Mines, devastation confront returning refugees
Published Nov 15 2001
KHOJA GHAAR, AFGHANISTAN -- Land mines and ruins greeted refugees returning Wednesday to villages that had been held by the Taliban. Houses were in rubble, orchards were hacked to stumps and streams were diverted from fields. Mines killed at least two returning refugees, villagers and soldiers said.
Farm families coming back to the devastated northeastern landscape of Takhar Province accused the Taliban of laying waste to homes and property of ethnic minority Uzbeks and Tajiks during the months that its forces held the area.
"My home is destroyed. Everything is destroyed," said Halimah Wasaill, nursing a toddler while huddled atop bundled goods heaped in front of what had been her family's house, of which only the mud compound walls remained.

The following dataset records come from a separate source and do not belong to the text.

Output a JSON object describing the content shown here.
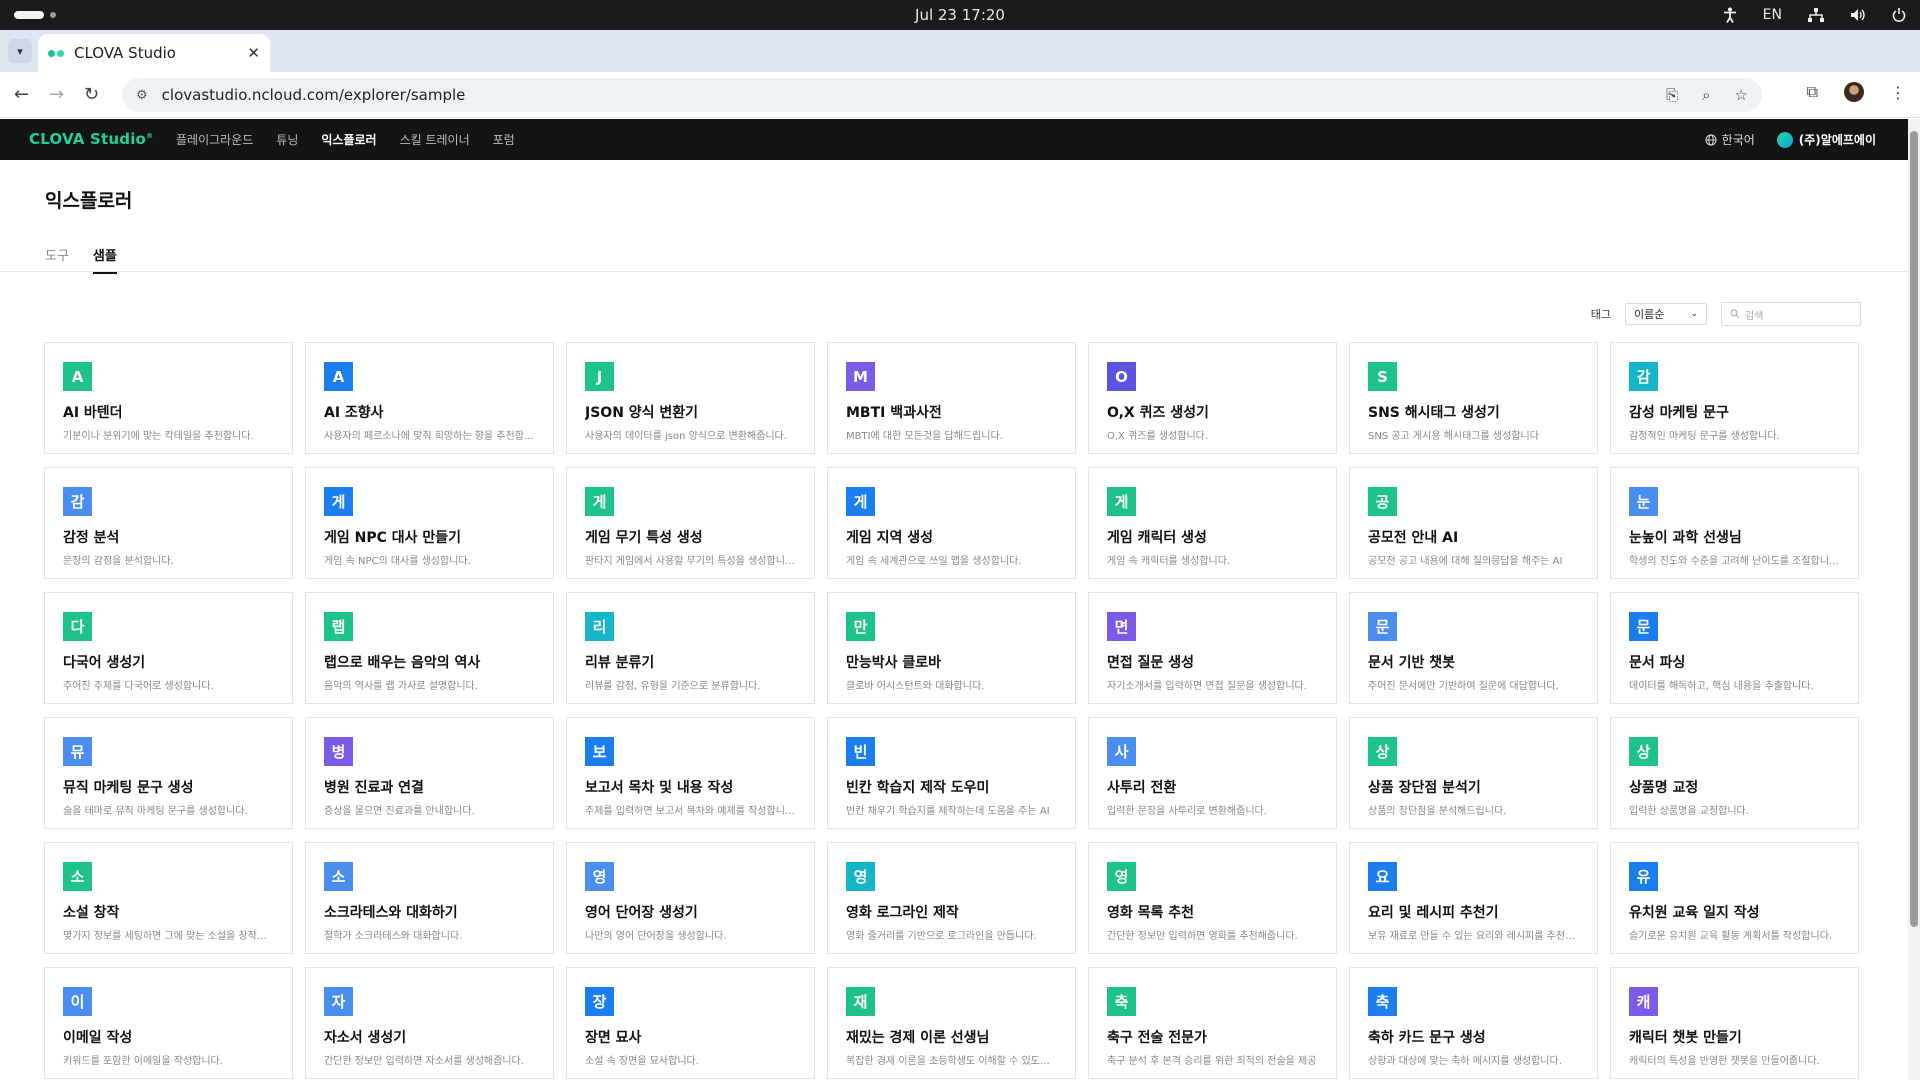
{
  "os": {
    "datetime": "Jul 23  17:20",
    "lang": "EN"
  },
  "browser": {
    "tab_title": "CLOVA Studio",
    "url": "clovastudio.ncloud.com/explorer/sample"
  },
  "app": {
    "logo": "CLOVA Studio",
    "logo_mark": "®",
    "nav": [
      "플레이그라운드",
      "튜닝",
      "익스플로러",
      "스킬 트레이너",
      "포럼"
    ],
    "active_nav": "익스플로러",
    "language": "한국어",
    "org": "(주)알에프에이"
  },
  "page": {
    "title": "익스플로러",
    "subtabs": [
      "도구",
      "샘플"
    ],
    "active_subtab": "샘플",
    "filter_label": "태그",
    "sort_value": "이름순",
    "search_placeholder": "검색"
  },
  "colors": {
    "green": "#1ec28b",
    "blue": "#1b7ef0",
    "purple": "#7a5ae6",
    "light_blue": "#4a9ef6",
    "teal": "#16b6c8"
  },
  "cards": [
    {
      "badge": "A",
      "color": "#1ec28b",
      "name": "AI 바텐더",
      "desc": "기분이나 분위기에 맞는 칵테일을 추천합니다."
    },
    {
      "badge": "A",
      "color": "#1b7ef0",
      "name": "AI 조향사",
      "desc": "사용자의 페르소나에 맞춰 희망하는 향을 추천합니다."
    },
    {
      "badge": "J",
      "color": "#1ec28b",
      "name": "JSON 양식 변환기",
      "desc": "사용자의 데이터를 json 양식으로 변환해줍니다."
    },
    {
      "badge": "M",
      "color": "#7a5ae6",
      "name": "MBTI 백과사전",
      "desc": "MBTI에 대한 모든것을 답해드립니다."
    },
    {
      "badge": "O",
      "color": "#5b52e0",
      "name": "O,X 퀴즈 생성기",
      "desc": "O,X 퀴즈를 생성합니다."
    },
    {
      "badge": "S",
      "color": "#1ec28b",
      "name": "SNS 해시태그 생성기",
      "desc": "SNS 공고 게시용 해시태그를 생성합니다"
    },
    {
      "badge": "감",
      "color": "#16b6c8",
      "name": "감성 마케팅 문구",
      "desc": "감정적인 마케팅 문구를 생성합니다."
    },
    {
      "badge": "감",
      "color": "#4a8ef0",
      "name": "감정 분석",
      "desc": "문장의 감정을 분석합니다."
    },
    {
      "badge": "게",
      "color": "#1b7ef0",
      "name": "게임 NPC 대사 만들기",
      "desc": "게임 속 NPC의 대사를 생성합니다."
    },
    {
      "badge": "게",
      "color": "#1ec28b",
      "name": "게임 무기 특성 생성",
      "desc": "판타지 게임에서 사용할 무기의 특성을 생성합니다."
    },
    {
      "badge": "게",
      "color": "#1b7ef0",
      "name": "게임 지역 생성",
      "desc": "게임 속 세계관으로 쓰일 맵을 생성합니다."
    },
    {
      "badge": "게",
      "color": "#1ec28b",
      "name": "게임 캐릭터 생성",
      "desc": "게임 속 캐릭터를 생성합니다."
    },
    {
      "badge": "공",
      "color": "#1ec28b",
      "name": "공모전 안내 AI",
      "desc": "공모전 공고 내용에 대해 질의응답을 해주는 AI"
    },
    {
      "badge": "눈",
      "color": "#4a8ef0",
      "name": "눈높이 과학 선생님",
      "desc": "학생의 진도와 수준을 고려해 난이도를 조절합니다."
    },
    {
      "badge": "다",
      "color": "#1ec28b",
      "name": "다국어 생성기",
      "desc": "주어진 주제를 다국어로 생성합니다."
    },
    {
      "badge": "랩",
      "color": "#1ec28b",
      "name": "랩으로 배우는 음악의 역사",
      "desc": "음악의 역사를 랩 가사로 설명합니다."
    },
    {
      "badge": "리",
      "color": "#16b6c8",
      "name": "리뷰 분류기",
      "desc": "리뷰를 감정, 유형을 기준으로 분류합니다."
    },
    {
      "badge": "만",
      "color": "#1ec28b",
      "name": "만능박사 클로바",
      "desc": "클로바 어시스턴트와 대화합니다."
    },
    {
      "badge": "면",
      "color": "#7a5ae6",
      "name": "면접 질문 생성",
      "desc": "자기소개서를 입력하면 면접 질문을 생성합니다."
    },
    {
      "badge": "문",
      "color": "#4a8ef0",
      "name": "문서 기반 챗봇",
      "desc": "주어진 문서에만 기반하여 질문에 대답합니다."
    },
    {
      "badge": "문",
      "color": "#1b7ef0",
      "name": "문서 파싱",
      "desc": "데이터를 해독하고, 핵심 내용을 추출합니다."
    },
    {
      "badge": "뮤",
      "color": "#4a8ef0",
      "name": "뮤직 마케팅 문구 생성",
      "desc": "술을 테마로 뮤직 마케팅 문구를 생성합니다."
    },
    {
      "badge": "병",
      "color": "#7a5ae6",
      "name": "병원 진료과 연결",
      "desc": "증상을 물으면 진료과를 안내합니다."
    },
    {
      "badge": "보",
      "color": "#1b7ef0",
      "name": "보고서 목차 및 내용 작성",
      "desc": "주제를 입력하면 보고서 목차와 예제를 작성합니다."
    },
    {
      "badge": "빈",
      "color": "#1b7ef0",
      "name": "빈칸 학습지 제작 도우미",
      "desc": "빈칸 채우기 학습지를 제작하는데 도움을 주는 AI"
    },
    {
      "badge": "사",
      "color": "#4a8ef0",
      "name": "사투리 전환",
      "desc": "입력한 문장을 사투리로 변환해줍니다."
    },
    {
      "badge": "상",
      "color": "#1ec28b",
      "name": "상품 장단점 분석기",
      "desc": "상품의 장단점을 분석해드립니다."
    },
    {
      "badge": "상",
      "color": "#1ec28b",
      "name": "상품명 교정",
      "desc": "입력한 상품명을 교정합니다."
    },
    {
      "badge": "소",
      "color": "#1ec28b",
      "name": "소설 창작",
      "desc": "몇가지 정보를 세팅하면 그에 맞는 소설을 창작합니다."
    },
    {
      "badge": "소",
      "color": "#4a8ef0",
      "name": "소크라테스와 대화하기",
      "desc": "철학가 소크라테스와 대화합니다."
    },
    {
      "badge": "영",
      "color": "#4a8ef0",
      "name": "영어 단어장 생성기",
      "desc": "나만의 영어 단어장을 생성합니다."
    },
    {
      "badge": "영",
      "color": "#16b6c8",
      "name": "영화 로그라인 제작",
      "desc": "영화 줄거리를 기반으로 로그라인을 만듭니다."
    },
    {
      "badge": "영",
      "color": "#1ec28b",
      "name": "영화 목록 추천",
      "desc": "간단한 정보만 입력하면 영화를 추천해줍니다."
    },
    {
      "badge": "요",
      "color": "#1b7ef0",
      "name": "요리 및 레시피 추천기",
      "desc": "보유 재료로 만들 수 있는 요리와 레시피를 추천합니다."
    },
    {
      "badge": "유",
      "color": "#1b7ef0",
      "name": "유치원 교육 일지 작성",
      "desc": "슬기로운 유치원 교육 활동 계획서를 작성합니다."
    },
    {
      "badge": "이",
      "color": "#4a8ef0",
      "name": "이메일 작성",
      "desc": "키워드를 포함한 이메일을 작성합니다."
    },
    {
      "badge": "자",
      "color": "#4a8ef0",
      "name": "자소서 생성기",
      "desc": "간단한 정보만 입력하면 자소서를 생성해줍니다."
    },
    {
      "badge": "장",
      "color": "#1b7ef0",
      "name": "장면 묘사",
      "desc": "소설 속 장면을 묘사합니다."
    },
    {
      "badge": "재",
      "color": "#1ec28b",
      "name": "재밌는 경제 이론 선생님",
      "desc": "복잡한 경제 이론을 초등학생도 이해할 수 있도록 설명합니다."
    },
    {
      "badge": "축",
      "color": "#1ec28b",
      "name": "축구 전술 전문가",
      "desc": "축구 분석 후 본격 승리를 위한 최적의 전술을 제공"
    },
    {
      "badge": "축",
      "color": "#1b7ef0",
      "name": "축하 카드 문구 생성",
      "desc": "상황과 대상에 맞는 축하 메시지를 생성합니다."
    },
    {
      "badge": "캐",
      "color": "#7a5ae6",
      "name": "캐릭터 챗봇 만들기",
      "desc": "캐릭터의 특성을 반영한 챗봇을 만들어줍니다."
    }
  ]
}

Fields belonging to Pashtuns, of the same ethnic group as most Taliban forces, provided the only green in brown steppes sweeping to the horizon south of the provincial capital of Taloqan.
Taloqan went over to the Northern Alliance early this week, and former front-line towns such as Khoja Ghaar began to see civilians once again as Taliban forces retreated to neighboring Kunduz Province.
The people of Khoja Ghaar streamed back home Wednesday on foot, in trucks and on donkeys; their goods were loaded on donkeys and even strapped to goats. Children ran to keep up with parents in what for many refugees would be a two-or three-day journey home -- 30 miles from refugee camps outside the former alliance military headquarters of Khawja Bahuaddin.
The U.N. Mine Action Program for Afghanistan estimates thousands of acres of land east of Taloqan have been mined.